Several faults lurk beneath this region, including the San Andreas Fault on the west side of the Bay area, but geologists say the parallel Hayward on the Bay's east side is the most likely to snap next.
"It is locked and loaded and ready to fire at any time," said U.S. Geological Survey seismologist Tom Brocher.
The Hayward Fault runs through one of the country's most densely populated areas; experts say 2 million people live close enough to be strongly shaken by a big quake.
It slices the earth's crust along a 50-mile swath of suburbia east of San Francisco, from exclusive hilltop manors overlooking the bay to Hayward's humble flatlands. It snakes beneath highway bridges, strip malls, nursing facilities and retirement centers, and it splits the uprights of the football stadium at the University of California, Berkeley.
"A lot of these structures are going to come down," said David P. Schwartz, chief of the USGS's Bay Area Earthquake Hazards Project. He spoke with one foot on either side of the fault, marked by a crack that snaked through a parking lot in Hayward's business district.
Before San Francisco's Great Quake of 1906, on the San Andreas fault, there was the Great Quake of 1868 on the Hayward, a magnitude 6.9 rumbler that killed five people. Severe quakes have happened on the Hayward Fault every 151 years, give or take 23 years, meaning it is now into the danger zone.
Experts forecast the next big one will be in the potentially lethal 6.7 to 7.0 range. The Association of Bay Area Governments estimates it would wipe out some 155,000 housing units, 37,000 in San Francisco alone.
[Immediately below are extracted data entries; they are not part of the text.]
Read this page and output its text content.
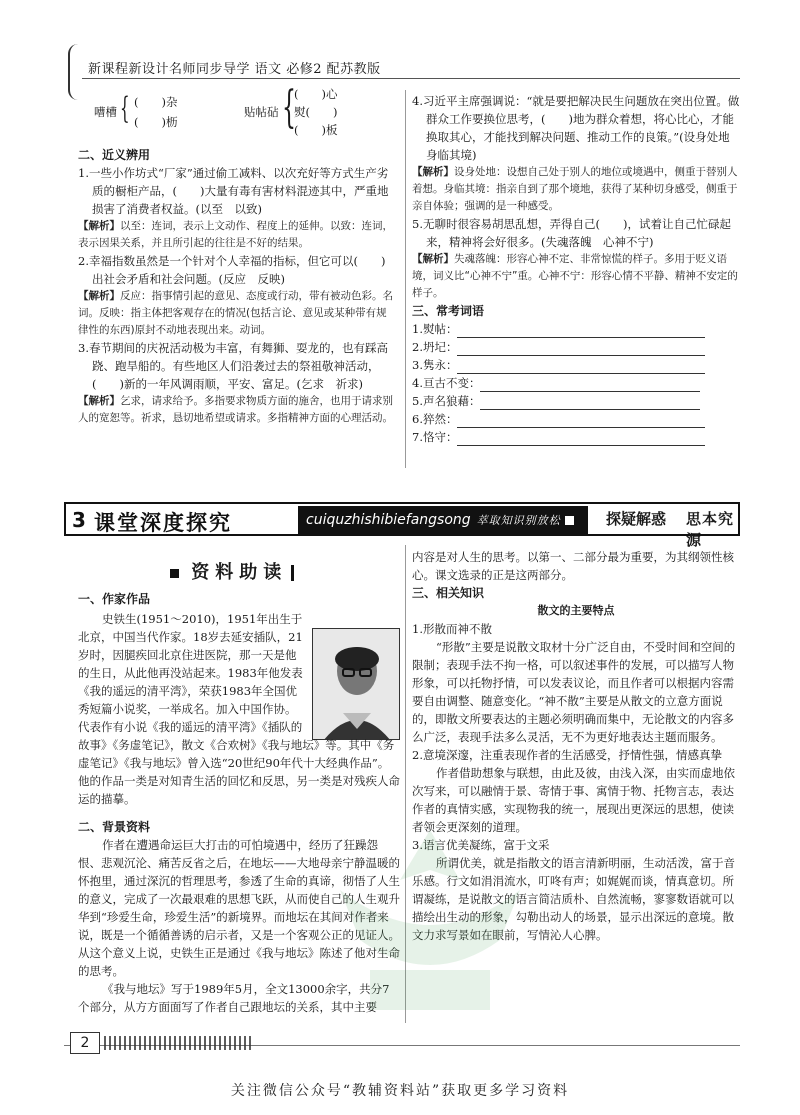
新课程新设计名师同步导学 语文 必修2 配苏教版
嘈槽 { (　　)杂
(　　)枥
贴帖砧 {
(　　)心
熨(　　)
(　　)板

二、近义辨用

1.一些小作坊式“厂家”通过偷工减料、以次充好等方式生产劣质的橱柜产品，(　　)大量有毒有害材料混迹其中，严重地损害了消费者权益。(以至　以致)

【解析】以至：连词，表示上文动作、程度上的延伸。以致：连词，表示因果关系，并且所引起的往往是不好的结果。

2.幸福指数虽然是一个针对个人幸福的指标，但它可以(　　)出社会矛盾和社会问题。(反应　反映)

【解析】反应：指事情引起的意见、态度或行动，带有被动色彩。名词。反映：指主体把客观存在的情况(包括言论、意见或某种带有规律性的东西)原封不动地表现出来。动词。

3.春节期间的庆祝活动极为丰富，有舞狮、耍龙的，也有踩高跷、跑旱船的。有些地区人们沿袭过去的祭祖敬神活动，(　　)新的一年风调雨顺，平安、富足。(乞求　祈求)

【解析】乞求，请求给予。多指要求物质方面的施舍，也用于请求别人的宽恕等。祈求，恳切地希望或请求。多指精神方面的心理活动。

4.习近平主席强调说：“就是要把解决民生问题放在突出位置。做群众工作要换位思考，(　　)地为群众着想，将心比心，才能换取其心，才能找到解决问题、推动工作的良策。”(设身处地　身临其境)

【解析】设身处地：设想自己处于别人的地位或境遇中，侧重于替别人着想。身临其境：指亲自到了那个境地，获得了某种切身感受，侧重于亲自体验；强调的是一种感受。

5.无聊时很容易胡思乱想，弄得自己(　　)，试着让自己忙碌起来，精神将会好很多。(失魂落魄　心神不宁)

【解析】失魂落魄：形容心神不定、非常惊慌的样子。多用于贬义语境，词义比“心神不宁”重。心神不宁：形容心情不平静、精神不安定的样子。

三、常考词语

1.熨帖：

2.坍圮：

3.隽永：

4.亘古不变：

5.声名狼藉：

6.猝然：

7.恪守：

3 课堂深度探究	cuiquzhishibiefangsong 萃取知识别放松	探疑解惑 思本究源
资料助读

一、作家作品

史铁生(1951～2010)，1951年出生于北京，中国当代作家。18岁去延安插队，21岁时，因腿疾回北京住进医院，那一天是他的生日，从此他再没站起来。1983年他发表《我的遥远的清平湾》，荣获1983年全国优秀短篇小说奖，一举成名。加入中国作协。代表作有小说《我的遥远的清平湾》《插队的故事》《务虚笔记》，散文《合欢树》《我与地坛》等。其中《务虚笔记》《我与地坛》曾入选“20世纪90年代十大经典作品”。他的作品一类是对知青生活的回忆和反思，另一类是对残疾人命运的描摹。

二、背景资料

作者在遭遇命运巨大打击的可怕境遇中，经历了狂躁怨恨、悲观沉沦、痛苦反省之后，在地坛——大地母亲宁静温暖的怀抱里，通过深沉的哲理思考，参透了生命的真谛，彻悟了人生的意义，完成了一次最艰难的思想飞跃，从而使自己的人生观升华到“珍爱生命，珍爱生活”的新境界。而地坛在其间对作者来说，既是一个循循善诱的启示者，又是一个客观公正的见证人。从这个意义上说，史铁生正是通过《我与地坛》陈述了他对生命的思考。

《我与地坛》写于1989年5月，全文13000余字，共分7个部分，从方方面面写了作者自己跟地坛的关系，其中主要

内容是对人生的思考。以第一、二部分最为重要，为其纲领性核心。课文选录的正是这两部分。

三、相关知识

散文的主要特点

1.形散而神不散

“形散”主要是说散文取材十分广泛自由，不受时间和空间的限制；表现手法不拘一格，可以叙述事件的发展，可以描写人物形象，可以托物抒情，可以发表议论，而且作者可以根据内容需要自由调整、随意变化。“神不散”主要是从散文的立意方面说的，即散文所要表达的主题必须明确而集中，无论散文的内容多么广泛，表现手法多么灵活，无不为更好地表达主题而服务。

2.意境深邃，注重表现作者的生活感受，抒情性强，情感真挚

作者借助想象与联想，由此及彼，由浅入深，由实而虚地依次写来，可以融情于景、寄情于事、寓情于物、托物言志，表达作者的真情实感，实现物我的统一，展现出更深远的思想，使读者领会更深刻的道理。

3.语言优美凝练，富于文采

所谓优美，就是指散文的语言清新明丽，生动活泼，富于音乐感。行文如涓涓流水，叮咚有声；如娓娓而谈，情真意切。所谓凝练，是说散文的语言简洁质朴、自然流畅，寥寥数语就可以描绘出生动的形象，勾勒出动人的场景，显示出深远的意境。散文力求写景如在眼前，写情沁人心脾。

2
关注微信公众号“教辅资料站”获取更多学习资料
The ground on each side of the fault could shift 3 feet, meaning two objects on opposite sides could be abruptly carried a total of 6 feet apart, Schwartz said.
The Hayward Fault runs directly beneath Eden Jewelry and Loan, but the men working in the pawn shop shrugged when asked if they fear a quake.
"Honestly, it's a non-issue," said Saul Gevertz, 64.
The building was renovated about five years ago and now is essentially an enormous steel cage, designed to flex in an earthquake without breaking, said one of the building's co-owners, Darrell Davidson.
"I'm not worried-worried. I've thought about it," said Davidson, 47. "I think we're in good shape. I hope to God we are."
Nickey Avila acknowledged some alarm when informed that the fractures in the pavement outside his house were caused by the fault.
"I'm thinking one day it's going to move, but if I survive it, I'll be able to say I survived one of the biggest quakes of all time," said Avila, 23.
The quake could come at any moment.
"If it moved while we were walking, it wouldn't surprise me," Schwartz said during a tour of Hayward's misaligned street curbs, warped concrete gutters and abandoned buildings. They include the former Hayward City Hall, deemed too dangerous to occupy because it's right on the fault.
The City Hall was built in 1930, during an unusually quake-free period after the Great Quake of 1906 released stress on all faults in the region.
A "virtual tour" developed by the USGS shows the Hayward Fault slashing through identifiable structures, like DeMuynck's house, but she is resolved not to worry.
"There's dangers all around us, all the time, so if we thought about those dangers all the time, we wouldn't have anything else to think about," said DeMuynck, 62. "We just come home and say, 'The house is still here.' We're OK for another day."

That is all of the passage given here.